Scout2 is a comprehensive AWS account auditing tool. It will analyze both global settings & services, and region-specific services. Scout2 outputs HTML, so it’s good to have it running on a schedule and publishing findings to a non-public http server. Review the output on a regular basis with the affected teams. Prioritize fixes based on relative risk, and track improvements as they are implemented.
Multi Factor Authentication
All essential services (email, communication, code repositories, infrastructure consoles) should require every user to use MFA. After all, if it’s good enough for Google, it’s good enough for you.
Documentation quickly rots, and boiling the ocean should be avoided. So do we avoid thinking about risk altogether? Not really. Instead, we need a lightweight framework for identifying, assessing, triaging, and tracking important risks.
Initial risk identification should scope to the business, its clients, and requirements around the data the business needs in order to operate. GDPR, SOC compliance, HIPAA regulations. If these or other regulations apply, start by understanding them and what architectural and business processes are required in order to comply.
Other important sources of risk are: lack of observability in operations; loose or non-existent processes around credentials and authorizations; ad-hoc infrastructure configurations; CVEs. These risks and others must be identified, scored by severity, and prioritized into a backlog.
Proactive risk assessment is a critical component of a comprehensive security roadmap.
Section 4: Investigation & Exploitation
There are a lot of different tools and distros to choose from for pentesting these days. One distro that works well and gets regular updates is Backbox.
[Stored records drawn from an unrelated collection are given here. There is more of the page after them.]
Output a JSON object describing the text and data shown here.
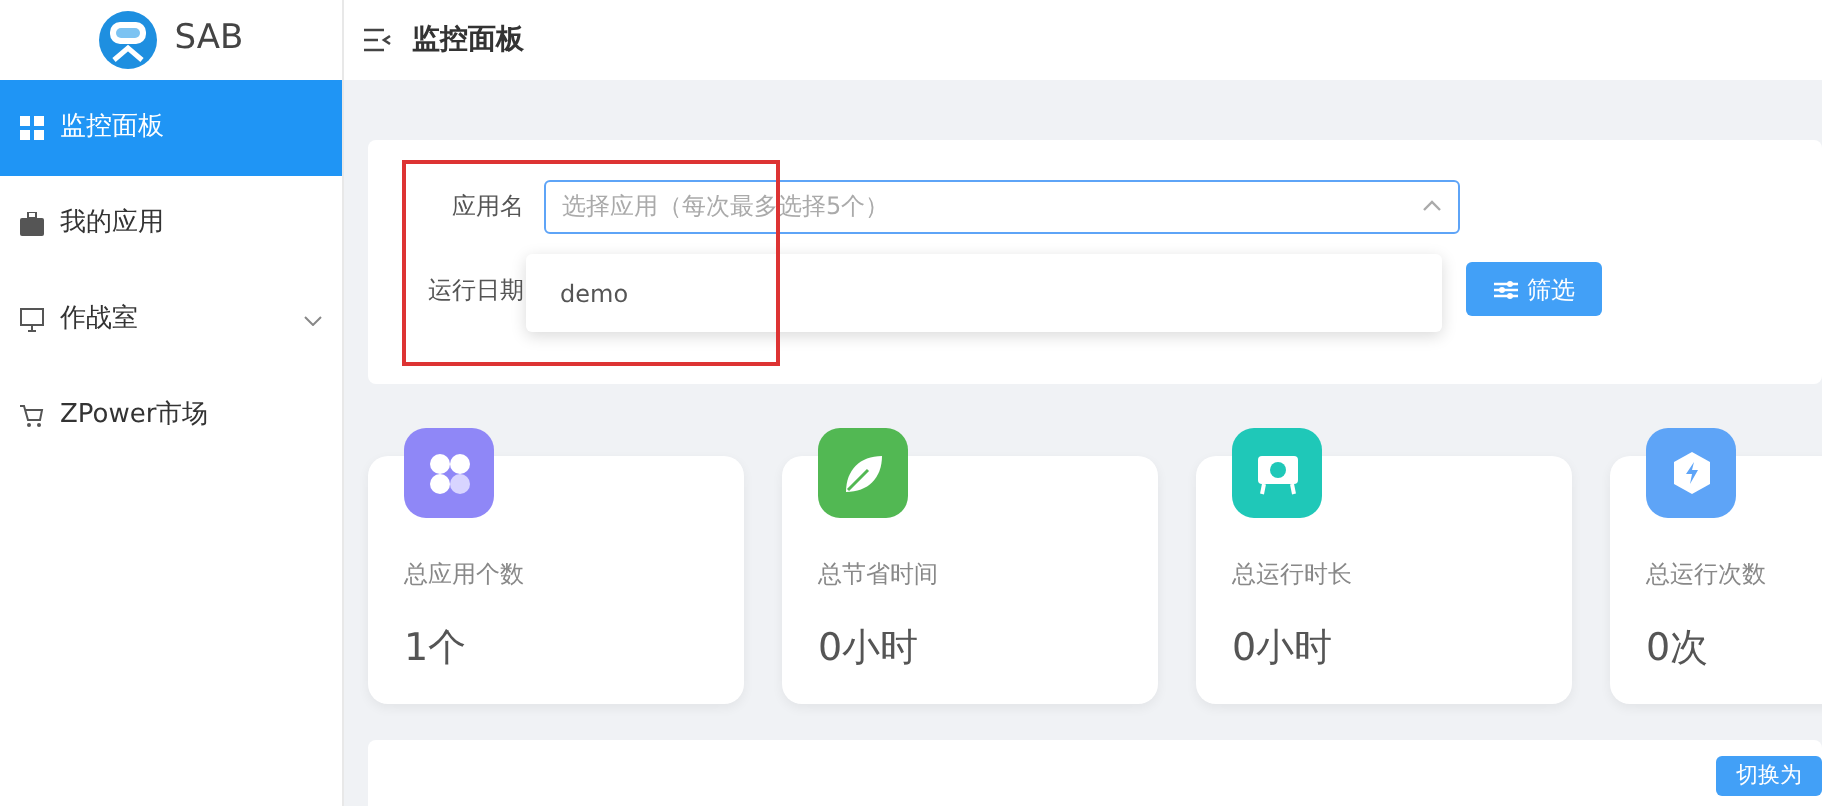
{
  "sidebar": {
    "logo_text": "SAB",
    "items": [
      {
        "label": "监控面板",
        "kind": "grid",
        "selected": true
      },
      {
        "label": "我的应用",
        "kind": "briefcase",
        "selected": false
      },
      {
        "label": "作战室",
        "kind": "monitor",
        "selected": false,
        "expandable": true
      },
      {
        "label": "ZPower市场",
        "kind": "cart",
        "selected": false
      }
    ]
  },
  "header": {
    "title": "监控面板"
  },
  "filter": {
    "app_label": "应用名",
    "app_placeholder": "选择应用（每次最多选择5个）",
    "date_label": "运行日期",
    "dropdown_options": [
      "demo"
    ],
    "filter_button": "筛选"
  },
  "stats": [
    {
      "label": "总应用个数",
      "value": "1个",
      "kind": "apps",
      "color": "#8f87f7"
    },
    {
      "label": "总节省时间",
      "value": "0小时",
      "kind": "leaf",
      "color": "#52b853"
    },
    {
      "label": "总运行时长",
      "value": "0小时",
      "kind": "timer",
      "color": "#1fc8b8"
    },
    {
      "label": "总运行次数",
      "value": "0次",
      "kind": "bolt",
      "color": "#5ea4f7"
    }
  ],
  "bottom_button": "切换为"
}
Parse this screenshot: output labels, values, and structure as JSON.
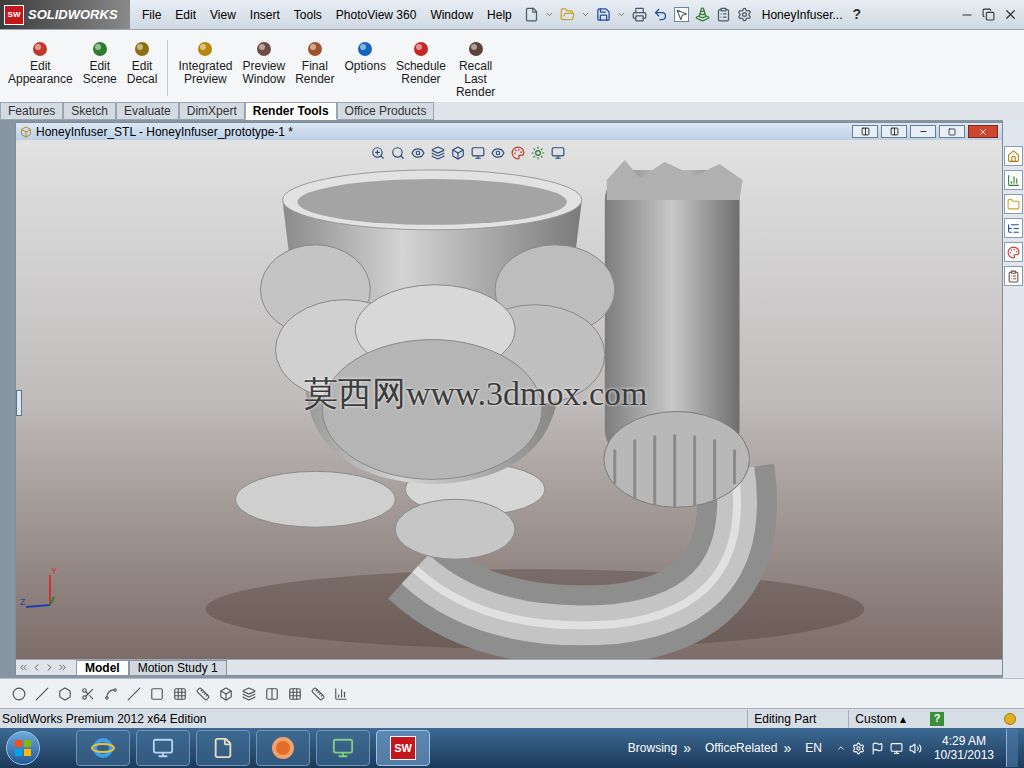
{
  "app": {
    "logo_icon": "SW",
    "logo": "SOLIDWORKS"
  },
  "menu": [
    "File",
    "Edit",
    "View",
    "Insert",
    "Tools",
    "PhotoView 360",
    "Window",
    "Help"
  ],
  "window": {
    "title": "HoneyInfuser...",
    "help": "?"
  },
  "command_buttons": [
    {
      "lines": [
        "Edit",
        "Appearance"
      ]
    },
    {
      "lines": [
        "Edit",
        "Scene"
      ]
    },
    {
      "lines": [
        "Edit",
        "Decal"
      ]
    },
    {
      "lines": [
        "Integrated",
        "Preview"
      ]
    },
    {
      "lines": [
        "Preview",
        "Window"
      ]
    },
    {
      "lines": [
        "Final",
        "Render"
      ]
    },
    {
      "lines": [
        "Options"
      ]
    },
    {
      "lines": [
        "Schedule",
        "Render"
      ]
    },
    {
      "lines": [
        "Recall",
        "Last",
        "Render"
      ]
    }
  ],
  "tabs": [
    {
      "label": "Features",
      "selected": false
    },
    {
      "label": "Sketch",
      "selected": false
    },
    {
      "label": "Evaluate",
      "selected": false
    },
    {
      "label": "DimXpert",
      "selected": false
    },
    {
      "label": "Render Tools",
      "selected": true
    },
    {
      "label": "Office Products",
      "selected": false
    }
  ],
  "document": {
    "title": "HoneyInfuser_STL - HoneyInfuser_prototype-1 *",
    "watermark": "莫西网www.3dmox.com",
    "triad": [
      "Y",
      "Z"
    ]
  },
  "model_tabs": [
    {
      "label": "Model",
      "selected": true
    },
    {
      "label": "Motion Study 1",
      "selected": false
    }
  ],
  "status_bar": {
    "edition": "SolidWorks Premium 2012 x64 Edition",
    "mode": "Editing Part",
    "units": "Custom",
    "units_arrow": "▴",
    "help": "?"
  },
  "taskbar": {
    "sw_icon": "SW",
    "toolbars": [
      {
        "label": "Browsing",
        "chevron": "»"
      },
      {
        "label": "OfficeRelated",
        "chevron": "»"
      }
    ],
    "language": "EN",
    "time": "4:29 AM",
    "date": "10/31/2013"
  }
}
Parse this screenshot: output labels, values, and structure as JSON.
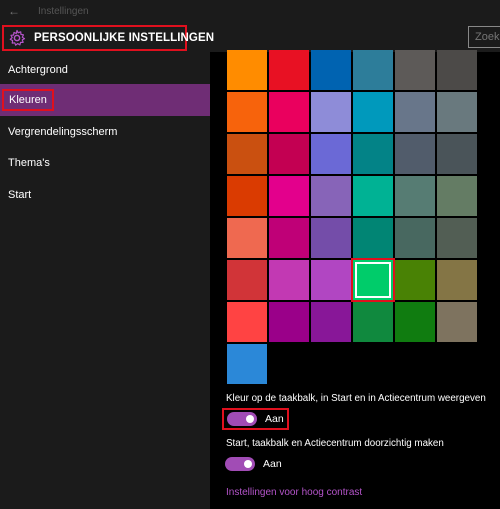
{
  "window": {
    "title": "Instellingen",
    "back_glyph": "←"
  },
  "header": {
    "title": "PERSOONLIJKE INSTELLINGEN",
    "icon": "gear-icon",
    "search_placeholder": "Zoeke"
  },
  "sidebar": {
    "items": [
      {
        "label": "Achtergrond",
        "active": false
      },
      {
        "label": "Kleuren",
        "active": true
      },
      {
        "label": "Vergrendelingsscherm",
        "active": false
      },
      {
        "label": "Thema's",
        "active": false
      },
      {
        "label": "Start",
        "active": false
      }
    ]
  },
  "colors": {
    "accent": "#a14cb5",
    "selected_index": 33,
    "swatches": [
      "#ff8c00",
      "#e81123",
      "#0063b1",
      "#2d7d9a",
      "#5d5a58",
      "#4c4a48",
      "#f7630c",
      "#ea005e",
      "#8e8cd8",
      "#0099bc",
      "#68768a",
      "#69797e",
      "#ca5010",
      "#c30052",
      "#6b69d6",
      "#038387",
      "#515c6b",
      "#4a5459",
      "#da3b01",
      "#e3008c",
      "#8764b8",
      "#00b294",
      "#567c73",
      "#647c64",
      "#ef6950",
      "#bf0077",
      "#744da9",
      "#018574",
      "#486860",
      "#525e54",
      "#d13438",
      "#c239b3",
      "#b146c2",
      "#00cc6a",
      "#498205",
      "#847545",
      "#ff4343",
      "#9a0089",
      "#881798",
      "#10893e",
      "#107c10",
      "#7e735f",
      "#2b88d8"
    ]
  },
  "settings": {
    "taskbar_color": {
      "label": "Kleur op de taakbalk, in Start en in Actiecentrum weergeven",
      "state": "Aan"
    },
    "transparency": {
      "label": "Start, taakbalk en Actiecentrum doorzichtig maken",
      "state": "Aan"
    },
    "high_contrast_link": "Instellingen voor hoog contrast"
  }
}
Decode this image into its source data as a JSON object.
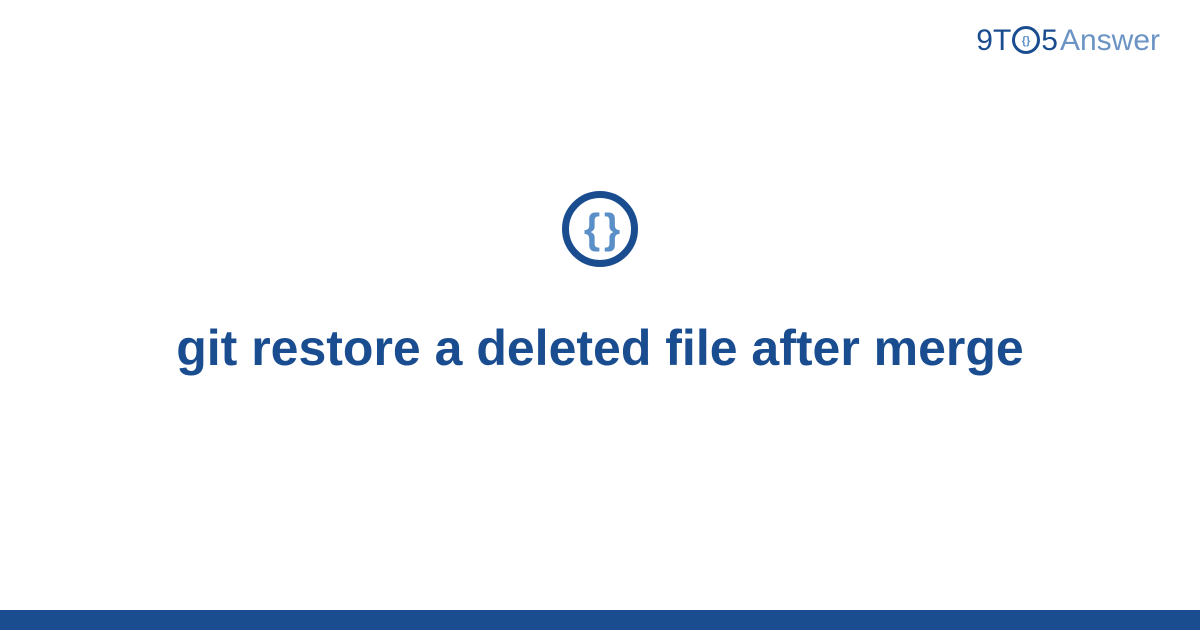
{
  "brand": {
    "part1": "9",
    "part2": "T",
    "part3": "5",
    "part4": "Answer"
  },
  "main": {
    "title": "git restore a deleted file after merge"
  },
  "colors": {
    "primary": "#1a4d8f",
    "secondary": "#5a8fc7",
    "light": "#6b94c4"
  }
}
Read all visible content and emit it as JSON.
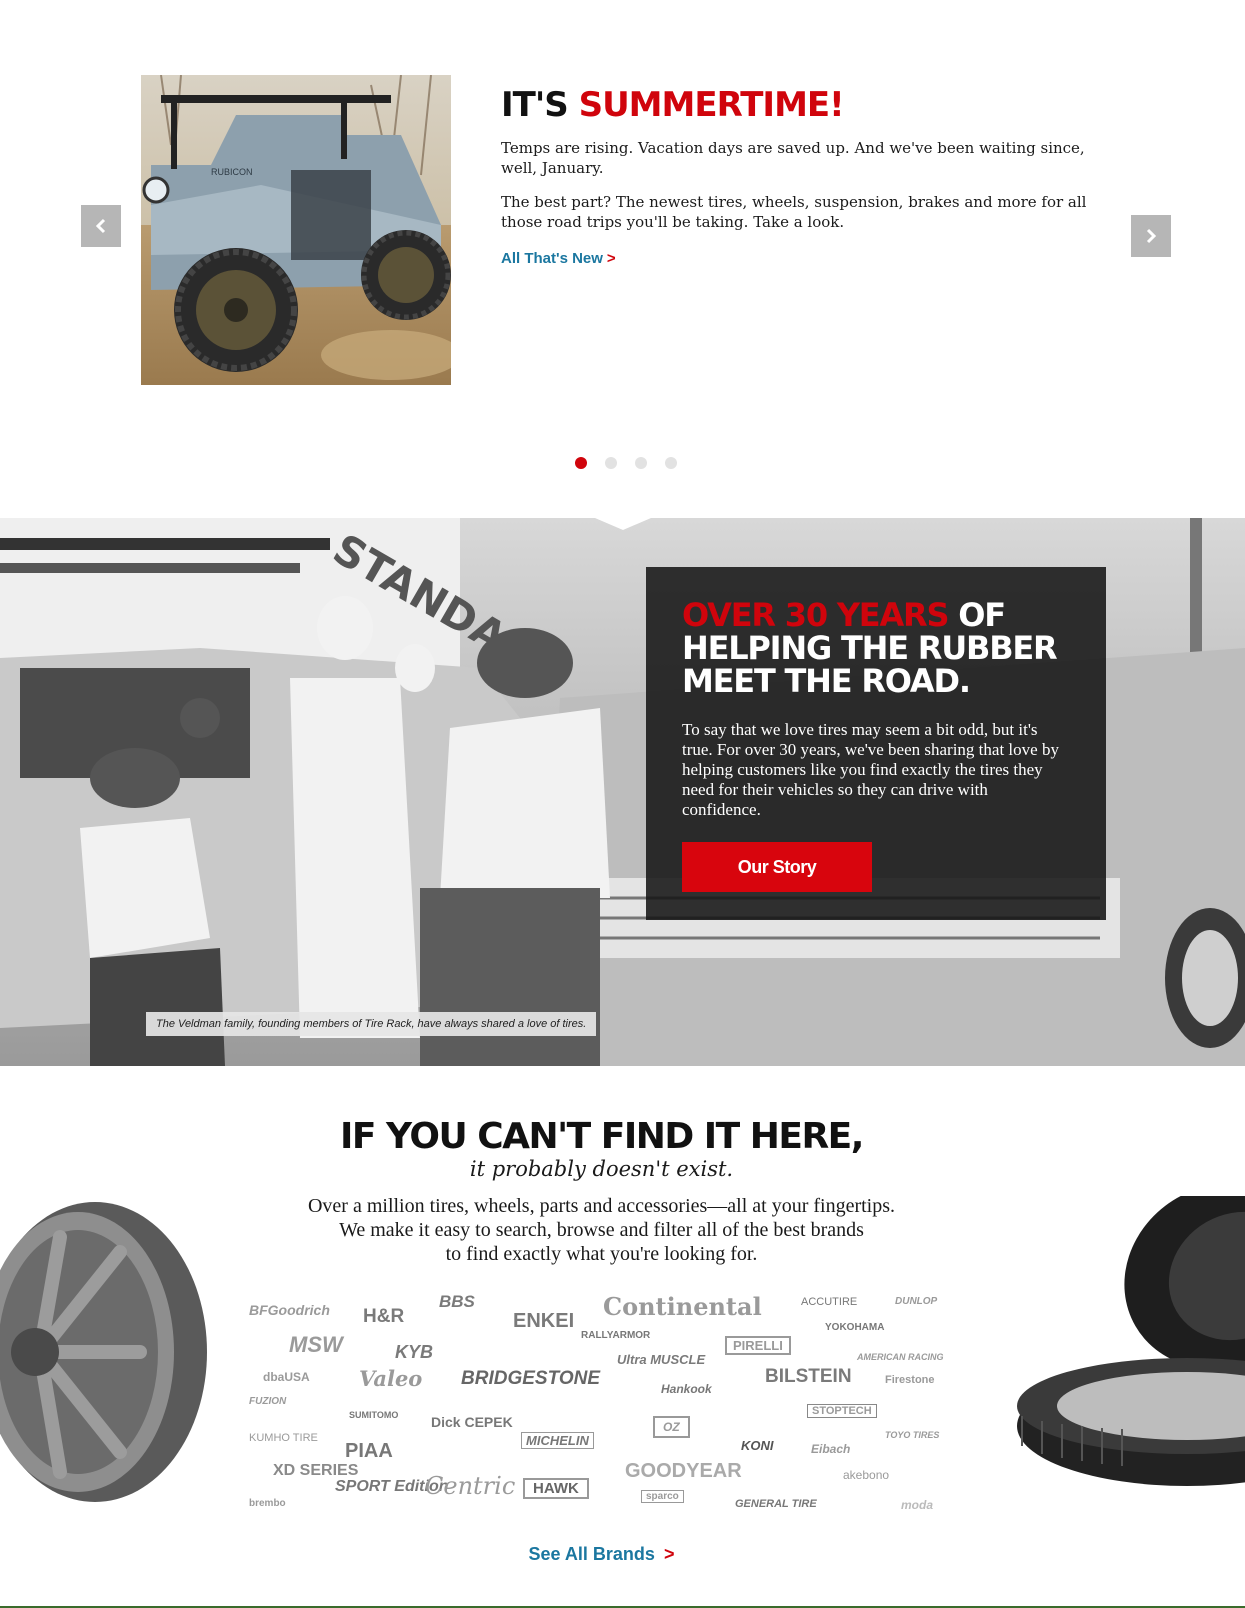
{
  "carousel": {
    "title_part1": "IT'S ",
    "title_part2": "SUMMERTIME!",
    "paragraph1": "Temps are rising. Vacation days are saved up. And we've been waiting since, well, January.",
    "paragraph2": "The best part? The newest tires, wheels, suspension, brakes and more for all those road trips you'll be taking. Take a look.",
    "link_label": "All That's New",
    "link_caret": ">",
    "photo_text": "RUBICON",
    "slide_count": 4,
    "active_slide": 1
  },
  "history": {
    "title_red": "OVER 30 YEARS",
    "title_white_1": " OF",
    "title_white_2": "HELPING THE RUBBER",
    "title_white_3": "MEET THE ROAD.",
    "paragraph": "To say that we love tires may seem a bit odd, but it's true. For over 30 years, we've been sharing that love by helping customers like you find exactly the tires they need for their vehicles so they can drive with confidence.",
    "button_label": "Our Story",
    "caption": "The Veldman family, founding members of Tire Rack, have always shared a love of tires.",
    "sign_text": "STANDARD"
  },
  "brands": {
    "title": "IF YOU CAN'T FIND IT HERE,",
    "subtitle": "it probably doesn't exist.",
    "line1": "Over a million tires, wheels, parts and accessories—all at your fingertips.",
    "line2": "We make it easy to search, browse and filter all of the best brands",
    "line3": "to find exactly what you're looking for.",
    "see_all_label": "See All Brands",
    "see_all_caret": ">",
    "logos": [
      "BFGoodrich",
      "H&R",
      "BBS",
      "ENKEI",
      "Continental",
      "ACCUTIRE",
      "DUNLOP",
      "MSW",
      "KYB",
      "RALLYARMOR",
      "YOKOHAMA",
      "PIRELLI",
      "Ultra MUSCLE",
      "AMERICAN RACING",
      "dbaUSA",
      "Valeo",
      "BRIDGESTONE",
      "Hankook",
      "BILSTEIN",
      "Firestone",
      "FUZION",
      "SUMITOMO",
      "STOPTECH",
      "KUMHO TIRE",
      "Dick CEPEK",
      "OZ",
      "TOYO TIRES",
      "PIAA",
      "MICHELIN",
      "KONI",
      "Eibach",
      "XD SERIES",
      "GOODYEAR",
      "akebono",
      "SPORT Edition",
      "Centric",
      "HAWK",
      "sparco",
      "GENERAL TIRE",
      "brembo",
      "moda"
    ]
  },
  "colors": {
    "accent_red": "#d0040c",
    "link_blue": "#1b77a0",
    "arrow_gray": "#b6b6b6",
    "logo_gray": "#9a9a9a"
  },
  "icons": {
    "prev": "chevron-left-icon",
    "next": "chevron-right-icon"
  }
}
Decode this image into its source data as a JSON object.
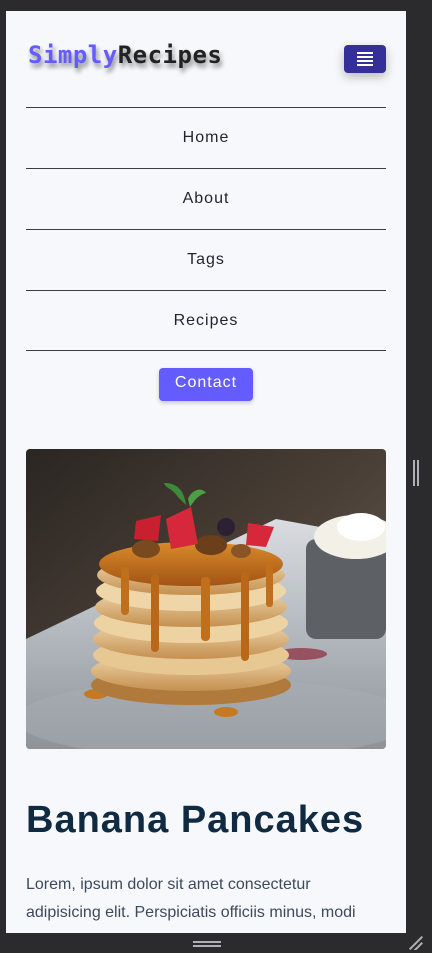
{
  "brand": {
    "logo_part1": "Simply",
    "logo_part2": "Recipes",
    "accent_color": "#645cff",
    "toggle_color": "#352f99"
  },
  "nav": {
    "toggle_icon": "hamburger-icon",
    "links": [
      {
        "label": "Home"
      },
      {
        "label": "About"
      },
      {
        "label": "Tags"
      },
      {
        "label": "Recipes"
      }
    ],
    "contact_label": "Contact"
  },
  "hero": {
    "image": "pancake-stack-photo"
  },
  "recipe": {
    "title": "Banana Pancakes",
    "description": "Lorem, ipsum dolor sit amet consectetur adipisicing elit. Perspiciatis officiis minus, modi"
  }
}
Based on Ubuntu, with the XFCE window manager, Backbox comes preloaded with an array of tools for network analysis, sniffing, vulnerability assessment, and exploitation, among others.
Some, like OWASP ZAP, are pretty dead simple to fire up and run with minimal configuration. Others, like metasploit, have a slightly steeper learning curve. Metasploit serves as an exploitation and penetration testing framework, which can be configured with plugins for specific use-cases.